What do I mean? Well, this short opens with our friend Julius the cat coming up on the egg farm, and seeing no hens in the laying house, trying to roust the hens from their dormitory to produce more eggs.
Julius spends the next few minutes of the film wandering the line, inspecting
the eggs, cracking his tail as a whip, and generally harassing the hens. If
you’ve been reading along, this is quite a departure from the previous mode of
the Alice films. Think back to
Alice and the Dog Catcher,
where Alice skips out on piano lessons to go fishing, or
Alice Gets in Dutch where the teacher is mercilessly mocked. All of a sudden, we’ve gone from mocking authority figures to turning the hero of the short into one. What’s changed?
Well, for starters, Walt Disney, rather than a young kid struggling to make his way in the world, is now a businessman, and one of the main proprietors of a studio. No longer is he the pal of the animators and just another of the boys, making films to avoid other jobs. He’s now the head man. That brings a whole new view into perspective.
But wait, it gets even more interesting. We see that Alice has an order for 5,000 eggs, and she calls her friend, Julius to fill the order. YES! Finally, Julius is named on screen! I’ve been waiting! Sorry, but it drove me nuts that everyone calls him Julius, but he had not been named in the actual shorts.

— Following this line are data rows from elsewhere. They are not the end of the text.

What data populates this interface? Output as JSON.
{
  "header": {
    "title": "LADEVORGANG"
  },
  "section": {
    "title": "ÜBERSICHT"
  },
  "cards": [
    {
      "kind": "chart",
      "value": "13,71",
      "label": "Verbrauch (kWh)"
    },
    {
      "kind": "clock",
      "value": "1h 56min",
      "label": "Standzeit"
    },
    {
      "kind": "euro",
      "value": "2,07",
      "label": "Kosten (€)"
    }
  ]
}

However, unbeknownst to Alice and Julius, a new hen has shown up. This new hen is from Moscow, and incites Alice’s hens to strike. Very interesting, right?

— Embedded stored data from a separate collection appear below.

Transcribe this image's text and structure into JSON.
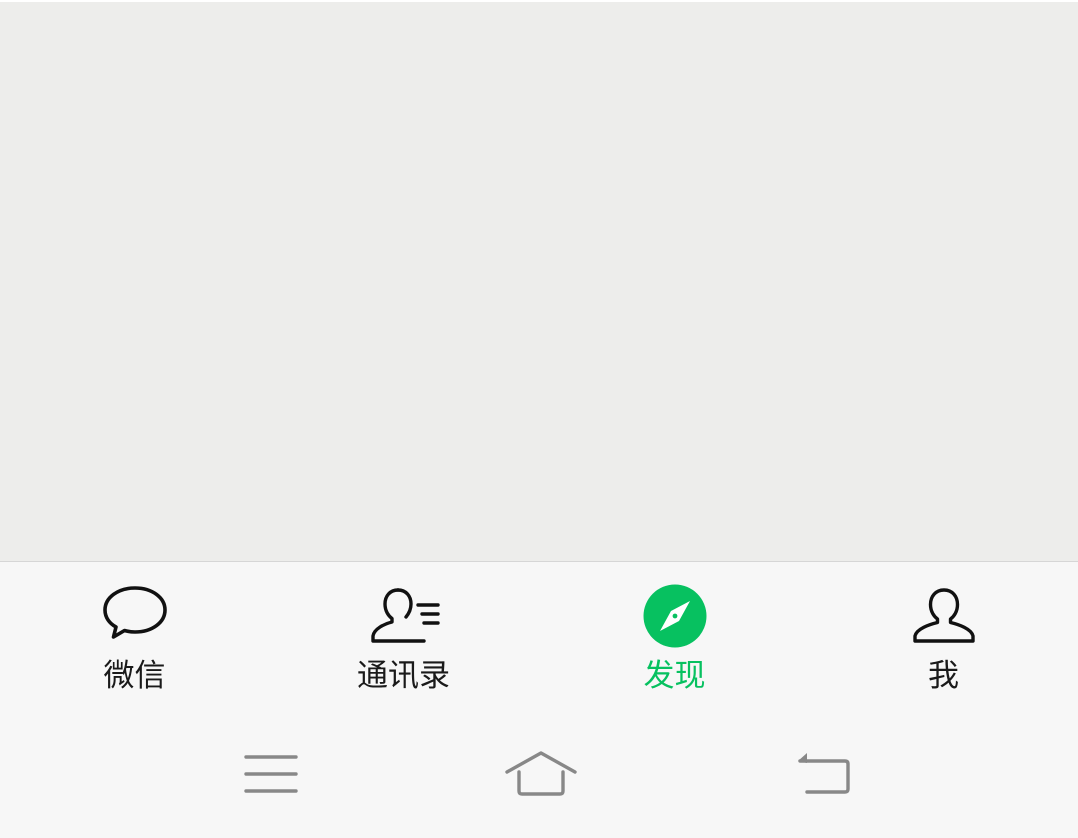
{
  "colors": {
    "content_bg": "#ededeb",
    "bar_bg": "#f7f7f7",
    "active": "#07c160",
    "inactive_text": "#1a1a1a",
    "nav_icon": "#888888"
  },
  "tabbar": {
    "tabs": [
      {
        "label": "微信",
        "icon": "chat-bubble-icon",
        "active": false
      },
      {
        "label": "通讯录",
        "icon": "contacts-icon",
        "active": false
      },
      {
        "label": "发现",
        "icon": "compass-icon",
        "active": true
      },
      {
        "label": "我",
        "icon": "person-icon",
        "active": false
      }
    ]
  },
  "system_nav": {
    "buttons": [
      {
        "icon": "menu-icon"
      },
      {
        "icon": "home-icon"
      },
      {
        "icon": "back-icon"
      }
    ]
  }
}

Here we are in 1925, years ahead of the cold war and the red scare, but in this cartoon, communism is the bad guy, and the capitalist trying to make a buck from the workers (the hens) is the hero. See any parallels with Walt trying to get his animators to work faster or harder? It’s possible.

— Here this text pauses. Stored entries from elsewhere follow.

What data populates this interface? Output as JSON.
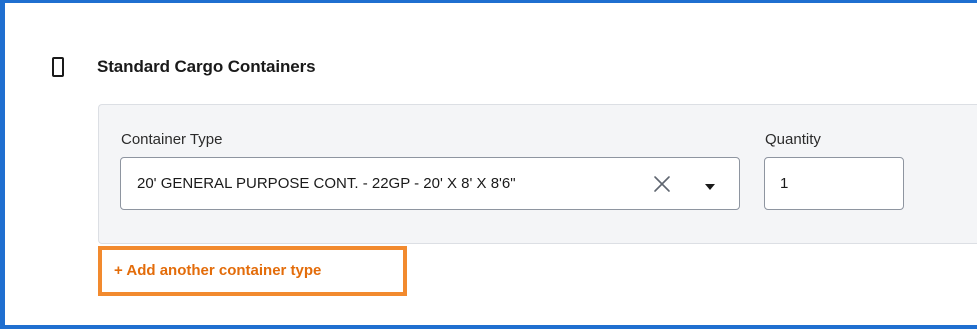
{
  "section": {
    "title": "Standard Cargo Containers",
    "icon": "container-icon"
  },
  "fields": {
    "container_type": {
      "label": "Container Type",
      "value": "20' GENERAL PURPOSE CONT. - 22GP - 20' X 8' X 8'6\"",
      "clear_icon": "close-icon",
      "dropdown_icon": "chevron-down-icon"
    },
    "quantity": {
      "label": "Quantity",
      "value": "1"
    }
  },
  "actions": {
    "add_container_type": "+ Add another container type"
  },
  "colors": {
    "frame_border": "#1f6fd0",
    "accent_orange": "#e36c0a",
    "highlight_orange": "#f28a2e",
    "panel_background": "#f4f5f7"
  }
}
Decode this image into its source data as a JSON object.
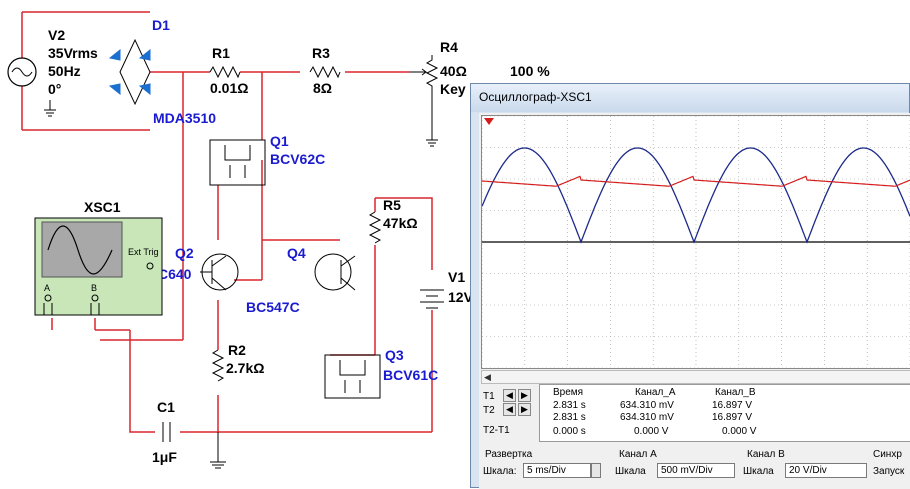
{
  "schematic": {
    "v2": {
      "name": "V2",
      "vrms": "35Vrms",
      "freq": "50Hz",
      "phase": "0°"
    },
    "d1": {
      "name": "D1",
      "model": "MDA3510"
    },
    "r1": {
      "name": "R1",
      "value": "0.01Ω"
    },
    "r3": {
      "name": "R3",
      "value": "8Ω"
    },
    "r4": {
      "name": "R4",
      "value": "40Ω",
      "key": "Key",
      "percent": "100 %"
    },
    "q1": {
      "name": "Q1",
      "model": "BCV62C"
    },
    "q2": {
      "name": "Q2",
      "model": "C640"
    },
    "q4": {
      "name": "Q4",
      "model": "BC547C"
    },
    "r5": {
      "name": "R5",
      "value": "47kΩ"
    },
    "v1": {
      "name": "V1",
      "value": "12V"
    },
    "r2": {
      "name": "R2",
      "value": "2.7kΩ"
    },
    "q3": {
      "name": "Q3",
      "model": "BCV61C"
    },
    "c1": {
      "name": "C1",
      "value": "1μF"
    },
    "xsc1": {
      "name": "XSC1",
      "ext_trig": "Ext Trig",
      "a": "A",
      "b": "B"
    }
  },
  "scope": {
    "title": "Осциллограф-XSC1",
    "cursor_labels": {
      "t1": "T1",
      "t2": "T2",
      "t2t1": "T2-T1"
    },
    "headers": {
      "time": "Время",
      "ch_a": "Канал_A",
      "ch_b": "Канал_B"
    },
    "rows": [
      {
        "time": "2.831 s",
        "a": "634.310 mV",
        "b": "16.897 V"
      },
      {
        "time": "2.831 s",
        "a": "634.310 mV",
        "b": "16.897 V"
      },
      {
        "time": "0.000 s",
        "a": "0.000 V",
        "b": "0.000 V"
      }
    ],
    "timebase": {
      "group": "Развертка",
      "label": "Шкала:",
      "value": "5 ms/Div"
    },
    "channel_a": {
      "group": "Канал A",
      "label": "Шкала",
      "value": "500 mV/Div"
    },
    "channel_b": {
      "group": "Канал B",
      "label": "Шкала",
      "value": "20  V/Div"
    },
    "trigger": {
      "group": "Синхр",
      "label": "Запуск"
    },
    "colors": {
      "channel_a": "#d41c1c",
      "channel_b": "#1c2a8c",
      "grid": "#9a9a9a"
    }
  }
}
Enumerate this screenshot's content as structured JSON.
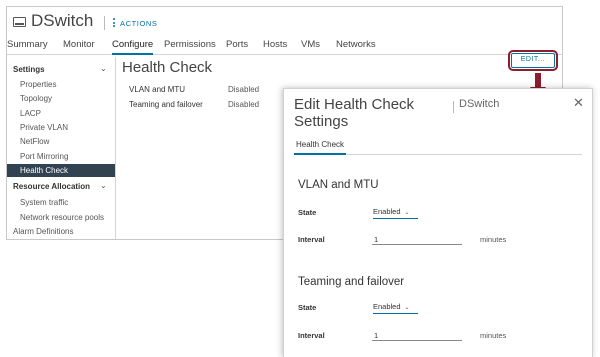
{
  "window": {
    "title": "DSwitch",
    "actions_label": "ACTIONS"
  },
  "tabs": [
    "Summary",
    "Monitor",
    "Configure",
    "Permissions",
    "Ports",
    "Hosts",
    "VMs",
    "Networks"
  ],
  "active_tab": "Configure",
  "sidebar": {
    "settings_header": "Settings",
    "settings_items": [
      "Properties",
      "Topology",
      "LACP",
      "Private VLAN",
      "NetFlow",
      "Port Mirroring",
      "Health Check"
    ],
    "selected_item": "Health Check",
    "resource_header": "Resource Allocation",
    "resource_items": [
      "System traffic",
      "Network resource pools"
    ],
    "alarm_definitions": "Alarm Definitions"
  },
  "content": {
    "title": "Health Check",
    "rows": [
      {
        "label": "VLAN and MTU",
        "value": "Disabled"
      },
      {
        "label": "Teaming and failover",
        "value": "Disabled"
      }
    ],
    "edit_label": "EDIT..."
  },
  "dialog": {
    "title": "Edit Health Check Settings",
    "subtitle": "DSwitch",
    "tab": "Health Check",
    "sections": [
      {
        "title": "VLAN and MTU",
        "state_label": "State",
        "state_value": "Enabled",
        "interval_label": "Interval",
        "interval_value": "1",
        "interval_units": "minutes"
      },
      {
        "title": "Teaming and failover",
        "state_label": "State",
        "state_value": "Enabled",
        "interval_label": "Interval",
        "interval_value": "1",
        "interval_units": "minutes"
      }
    ]
  },
  "colors": {
    "accent": "#0072a3",
    "selected_bg": "#314351",
    "highlight": "#8e1b2e"
  },
  "icons": {
    "switch": "dswitch-icon",
    "actions": "vertical-dots-icon",
    "chevron": "chevron-down-icon",
    "close": "close-icon",
    "arrow": "arrow-down-icon"
  }
}
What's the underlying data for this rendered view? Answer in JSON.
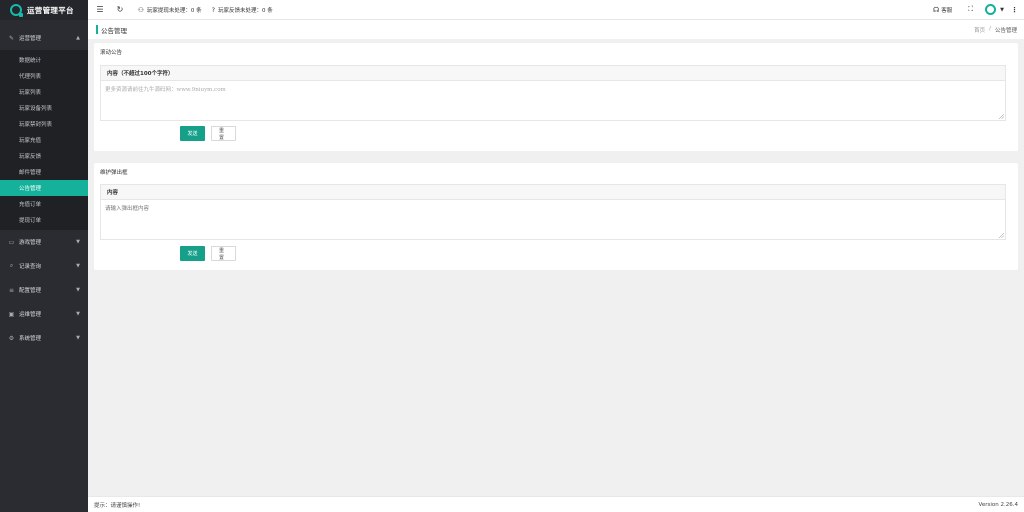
{
  "app": {
    "title": "运营管理平台"
  },
  "sidebar": {
    "groups": [
      {
        "label": "运营管理",
        "icon": "edit-icon",
        "expanded": true
      },
      {
        "label": "游戏管理",
        "icon": "gamepad-icon"
      },
      {
        "label": "记录查询",
        "icon": "search-icon"
      },
      {
        "label": "配置管理",
        "icon": "list-icon"
      },
      {
        "label": "运维管理",
        "icon": "monitor-icon"
      },
      {
        "label": "系统管理",
        "icon": "gear-icon"
      }
    ],
    "items": [
      {
        "label": "数据统计"
      },
      {
        "label": "代理列表"
      },
      {
        "label": "玩家列表"
      },
      {
        "label": "玩家设备列表"
      },
      {
        "label": "玩家禁封列表"
      },
      {
        "label": "玩家充值"
      },
      {
        "label": "玩家反馈"
      },
      {
        "label": "邮件管理"
      },
      {
        "label": "公告管理",
        "active": true
      },
      {
        "label": "充值订单"
      },
      {
        "label": "提现订单"
      }
    ]
  },
  "header": {
    "withdraw_pending": "玩家提现未处理：0 条",
    "feedback_pending": "玩家反馈未处理：0 条",
    "service_label": "客服"
  },
  "page": {
    "title": "公告管理",
    "breadcrumb": {
      "home": "首页",
      "sep": "/",
      "current": "公告管理"
    }
  },
  "scroll_notice": {
    "heading": "滚动公告",
    "field_label": "内容（不超过100个字符）",
    "content": "更多资源请前往九牛源码网：www.9niuym.com",
    "send_label": "发送",
    "reset_label": "重置"
  },
  "maintenance": {
    "heading": "维护弹出框",
    "field_label": "内容",
    "placeholder": "请输入弹出框内容",
    "send_label": "发送",
    "reset_label": "重置"
  },
  "footer": {
    "hint": "提示：请谨慎操作!",
    "version": "Version 2.26.4"
  },
  "colors": {
    "accent": "#16b19a",
    "sidebar_bg": "#2a2c31"
  }
}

Alice and Julius are distraught, not knowing how they will finish the order, until Alice sees two roosters fighting. An idea is sparked, and they set up a prize fight, with the price of admission being one egg. Soon, they have collected their 5,000 eggs, just in time to drive off into the sunset. Unfortunately, just as they drive off, the eggs splatter off the back as we fade to black.
I have to say, the sudden shift in tone from Alice and Julius being the anti-authoritarian trouble makers to the overlords of a factory is jarring. But you have to imagine that Walt himself was going through a similar conversion. It is interesting to note though, that almost twenty years later, Walt would experience a strike of his own, and would insist that it was spurred by communist agitators. Did that idea blossom here? All in all, I think Alice’s Egg Plant is an essential window into the Disney Studio of 1925.